The following is adapted from the Center for the Study of Traumatic Stress
- Manage uncertainty and elevated distress: remind family that their loved one is being cared for, and that the majority of hospitalized individuals are successfully treated and are able to return home.
- Support connection and communication: create opportunities for the family to communicate safely with the hospitalized family member. Set expectations for frequency of updates from healthcare providers.
- Support advance planning: recommend obtaining ready access to the patient’s medical, legal, and financial documents during hospitalization should the need arise. If health status deteriorates, encourage important conversations prior to the need for intubation to understand last wishes and provide opportunities to say goodbye.
- It is normal to feel sad, distressed, worried, confused, or angry. Talk to people you trust about your feelings.
- Social distancing does not mean emotional distancing; use technology to connect with loved ones.

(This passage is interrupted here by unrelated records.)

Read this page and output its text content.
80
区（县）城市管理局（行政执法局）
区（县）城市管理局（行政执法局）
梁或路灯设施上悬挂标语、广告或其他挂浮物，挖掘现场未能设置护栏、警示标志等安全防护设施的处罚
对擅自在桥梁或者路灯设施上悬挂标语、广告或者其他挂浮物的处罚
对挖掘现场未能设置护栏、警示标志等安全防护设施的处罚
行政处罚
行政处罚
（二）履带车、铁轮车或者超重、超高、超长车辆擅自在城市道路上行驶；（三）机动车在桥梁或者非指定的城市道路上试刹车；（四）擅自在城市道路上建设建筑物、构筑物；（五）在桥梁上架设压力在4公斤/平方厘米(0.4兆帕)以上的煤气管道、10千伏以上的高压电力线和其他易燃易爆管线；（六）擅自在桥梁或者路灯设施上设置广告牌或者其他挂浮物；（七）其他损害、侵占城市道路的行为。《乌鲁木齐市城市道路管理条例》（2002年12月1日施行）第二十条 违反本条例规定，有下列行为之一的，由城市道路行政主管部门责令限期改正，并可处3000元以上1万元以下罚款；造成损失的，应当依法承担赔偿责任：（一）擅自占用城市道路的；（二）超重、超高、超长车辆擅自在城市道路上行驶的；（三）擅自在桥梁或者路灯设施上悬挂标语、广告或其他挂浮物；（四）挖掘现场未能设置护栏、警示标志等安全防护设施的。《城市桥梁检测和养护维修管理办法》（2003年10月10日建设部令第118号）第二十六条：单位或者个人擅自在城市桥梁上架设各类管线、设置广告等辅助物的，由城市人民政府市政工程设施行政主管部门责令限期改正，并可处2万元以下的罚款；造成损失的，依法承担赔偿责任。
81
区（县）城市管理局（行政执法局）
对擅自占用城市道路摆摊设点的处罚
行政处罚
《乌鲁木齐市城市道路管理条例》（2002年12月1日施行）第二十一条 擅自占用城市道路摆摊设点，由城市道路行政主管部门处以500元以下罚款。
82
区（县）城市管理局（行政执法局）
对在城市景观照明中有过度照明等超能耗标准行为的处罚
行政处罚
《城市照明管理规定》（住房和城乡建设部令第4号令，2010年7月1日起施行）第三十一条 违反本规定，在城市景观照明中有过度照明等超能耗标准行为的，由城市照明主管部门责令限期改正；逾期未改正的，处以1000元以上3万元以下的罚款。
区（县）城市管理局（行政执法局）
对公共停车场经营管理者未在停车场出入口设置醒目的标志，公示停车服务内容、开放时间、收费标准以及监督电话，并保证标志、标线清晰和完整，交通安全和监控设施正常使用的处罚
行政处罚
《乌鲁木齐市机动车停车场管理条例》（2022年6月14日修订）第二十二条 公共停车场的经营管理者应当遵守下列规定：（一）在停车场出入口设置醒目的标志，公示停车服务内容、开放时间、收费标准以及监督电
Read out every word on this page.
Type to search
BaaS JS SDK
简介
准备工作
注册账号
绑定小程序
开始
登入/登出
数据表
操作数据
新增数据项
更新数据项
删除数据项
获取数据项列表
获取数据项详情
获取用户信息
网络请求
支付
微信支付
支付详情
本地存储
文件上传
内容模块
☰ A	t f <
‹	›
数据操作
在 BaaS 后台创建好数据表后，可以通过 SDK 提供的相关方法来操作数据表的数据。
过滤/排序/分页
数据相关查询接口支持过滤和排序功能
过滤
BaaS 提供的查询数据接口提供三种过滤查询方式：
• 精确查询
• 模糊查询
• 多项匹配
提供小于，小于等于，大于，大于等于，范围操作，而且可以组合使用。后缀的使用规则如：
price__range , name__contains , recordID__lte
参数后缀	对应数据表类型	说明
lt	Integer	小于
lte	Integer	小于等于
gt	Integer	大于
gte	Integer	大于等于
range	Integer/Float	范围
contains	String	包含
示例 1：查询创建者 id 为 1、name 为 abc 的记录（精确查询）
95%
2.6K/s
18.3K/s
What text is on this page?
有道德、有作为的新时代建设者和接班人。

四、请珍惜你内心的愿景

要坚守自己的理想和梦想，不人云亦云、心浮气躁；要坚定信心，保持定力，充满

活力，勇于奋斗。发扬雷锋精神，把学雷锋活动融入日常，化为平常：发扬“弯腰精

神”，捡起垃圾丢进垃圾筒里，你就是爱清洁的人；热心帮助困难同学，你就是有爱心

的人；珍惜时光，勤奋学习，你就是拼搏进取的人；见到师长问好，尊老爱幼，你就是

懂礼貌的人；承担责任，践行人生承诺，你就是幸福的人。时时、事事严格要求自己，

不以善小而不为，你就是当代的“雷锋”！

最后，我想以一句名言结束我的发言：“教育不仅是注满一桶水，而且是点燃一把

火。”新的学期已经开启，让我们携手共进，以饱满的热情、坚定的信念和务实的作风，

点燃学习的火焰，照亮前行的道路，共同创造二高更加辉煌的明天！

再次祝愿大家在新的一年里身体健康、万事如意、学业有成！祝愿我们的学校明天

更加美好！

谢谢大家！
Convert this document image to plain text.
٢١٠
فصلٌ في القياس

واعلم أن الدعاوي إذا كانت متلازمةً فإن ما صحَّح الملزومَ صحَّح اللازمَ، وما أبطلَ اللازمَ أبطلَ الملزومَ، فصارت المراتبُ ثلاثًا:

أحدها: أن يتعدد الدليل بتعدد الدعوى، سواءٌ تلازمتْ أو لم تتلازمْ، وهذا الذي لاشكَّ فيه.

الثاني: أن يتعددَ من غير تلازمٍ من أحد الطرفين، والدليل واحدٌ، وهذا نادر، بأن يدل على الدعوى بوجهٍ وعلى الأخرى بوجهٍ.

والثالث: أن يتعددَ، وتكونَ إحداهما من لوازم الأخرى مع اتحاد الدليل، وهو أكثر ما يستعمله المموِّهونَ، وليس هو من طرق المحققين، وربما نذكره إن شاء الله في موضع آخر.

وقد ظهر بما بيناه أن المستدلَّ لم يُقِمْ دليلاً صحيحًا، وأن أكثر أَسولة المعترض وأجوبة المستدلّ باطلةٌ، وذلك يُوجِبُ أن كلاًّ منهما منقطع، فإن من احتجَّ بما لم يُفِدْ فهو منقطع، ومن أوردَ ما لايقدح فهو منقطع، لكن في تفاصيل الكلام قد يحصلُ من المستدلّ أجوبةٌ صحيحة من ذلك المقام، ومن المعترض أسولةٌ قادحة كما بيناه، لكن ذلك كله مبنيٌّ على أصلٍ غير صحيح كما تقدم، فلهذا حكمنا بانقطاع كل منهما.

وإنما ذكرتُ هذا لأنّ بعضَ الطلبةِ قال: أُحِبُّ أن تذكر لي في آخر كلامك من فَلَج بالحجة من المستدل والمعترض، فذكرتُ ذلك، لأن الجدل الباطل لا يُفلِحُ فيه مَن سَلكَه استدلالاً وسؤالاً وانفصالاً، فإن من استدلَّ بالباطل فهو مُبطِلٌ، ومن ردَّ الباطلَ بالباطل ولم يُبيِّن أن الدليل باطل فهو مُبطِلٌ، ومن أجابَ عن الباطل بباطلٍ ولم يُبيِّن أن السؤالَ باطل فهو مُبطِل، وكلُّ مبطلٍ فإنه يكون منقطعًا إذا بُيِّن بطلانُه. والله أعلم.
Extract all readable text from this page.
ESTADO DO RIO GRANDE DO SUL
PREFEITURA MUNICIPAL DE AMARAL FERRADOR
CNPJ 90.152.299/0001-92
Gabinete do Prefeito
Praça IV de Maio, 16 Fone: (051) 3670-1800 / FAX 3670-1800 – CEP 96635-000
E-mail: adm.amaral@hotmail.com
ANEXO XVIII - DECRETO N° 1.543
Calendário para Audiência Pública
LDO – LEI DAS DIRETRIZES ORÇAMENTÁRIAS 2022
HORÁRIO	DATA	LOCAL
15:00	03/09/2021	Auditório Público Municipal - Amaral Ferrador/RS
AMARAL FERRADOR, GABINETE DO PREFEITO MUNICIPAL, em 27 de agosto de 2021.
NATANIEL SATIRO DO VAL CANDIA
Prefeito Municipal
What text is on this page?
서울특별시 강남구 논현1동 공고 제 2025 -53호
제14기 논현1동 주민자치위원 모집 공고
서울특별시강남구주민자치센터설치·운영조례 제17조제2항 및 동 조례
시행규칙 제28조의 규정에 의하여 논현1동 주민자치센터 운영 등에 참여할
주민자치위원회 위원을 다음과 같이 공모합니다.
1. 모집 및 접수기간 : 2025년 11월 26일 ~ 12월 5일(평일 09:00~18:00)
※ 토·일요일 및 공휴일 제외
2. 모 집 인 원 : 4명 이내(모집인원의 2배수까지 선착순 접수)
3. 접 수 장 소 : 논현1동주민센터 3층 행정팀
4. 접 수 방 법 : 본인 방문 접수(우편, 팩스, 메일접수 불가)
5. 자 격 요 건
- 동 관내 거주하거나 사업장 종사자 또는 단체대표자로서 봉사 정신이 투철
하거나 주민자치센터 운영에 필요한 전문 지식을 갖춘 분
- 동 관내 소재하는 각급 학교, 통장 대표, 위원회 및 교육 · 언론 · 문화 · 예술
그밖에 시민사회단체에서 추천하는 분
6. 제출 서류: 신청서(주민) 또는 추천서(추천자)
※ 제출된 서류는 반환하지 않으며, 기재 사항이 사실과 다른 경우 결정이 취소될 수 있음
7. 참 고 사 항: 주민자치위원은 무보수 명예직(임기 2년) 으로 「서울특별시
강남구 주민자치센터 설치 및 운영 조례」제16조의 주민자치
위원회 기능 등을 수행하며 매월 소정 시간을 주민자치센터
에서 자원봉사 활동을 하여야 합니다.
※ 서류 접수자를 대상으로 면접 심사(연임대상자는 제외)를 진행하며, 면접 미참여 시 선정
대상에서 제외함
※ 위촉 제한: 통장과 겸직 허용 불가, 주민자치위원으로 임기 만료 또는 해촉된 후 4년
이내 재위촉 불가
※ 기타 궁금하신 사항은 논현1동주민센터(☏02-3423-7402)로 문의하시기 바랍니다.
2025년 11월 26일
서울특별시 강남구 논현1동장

- Maintain a consistent routine and a healthy lifestyle as much as possible, including eating, drinking, sleep, bathing, and exercise.
- Keep routines consistent but flexible: don’t allow anxiety to dictate an overly rigid schedule for children and others.
- Maintain a positive tone within households to manage tensions and provide a sense of safety, power, and responsibility to children, elders, and others.
- Seek help from someone you trust if you or anyone in your home is in danger of experiencing violence or abuse.
- Avoid using tobacco, alcohol, or other drugs to cope with negative emotions.
- Consume television and internet news from reliable sources and only once or twice per day. After checking news, engage in another activity or focus on something you enjoy.
- Engage in relaxation activities and/or spiritual exercises, such as mindful breathing, meditation, or religious practice.
- Find safe ways to help others in the crisis and get involved in community activities.
- If you feel overwhelmed, talk to a healthcare worker, social worker, or another trusted person in your community (such as a religious leader or community elder) by phone or video. Make a plan about where you would go to seek help for physical, mental, or psychosocial healthcare if needed.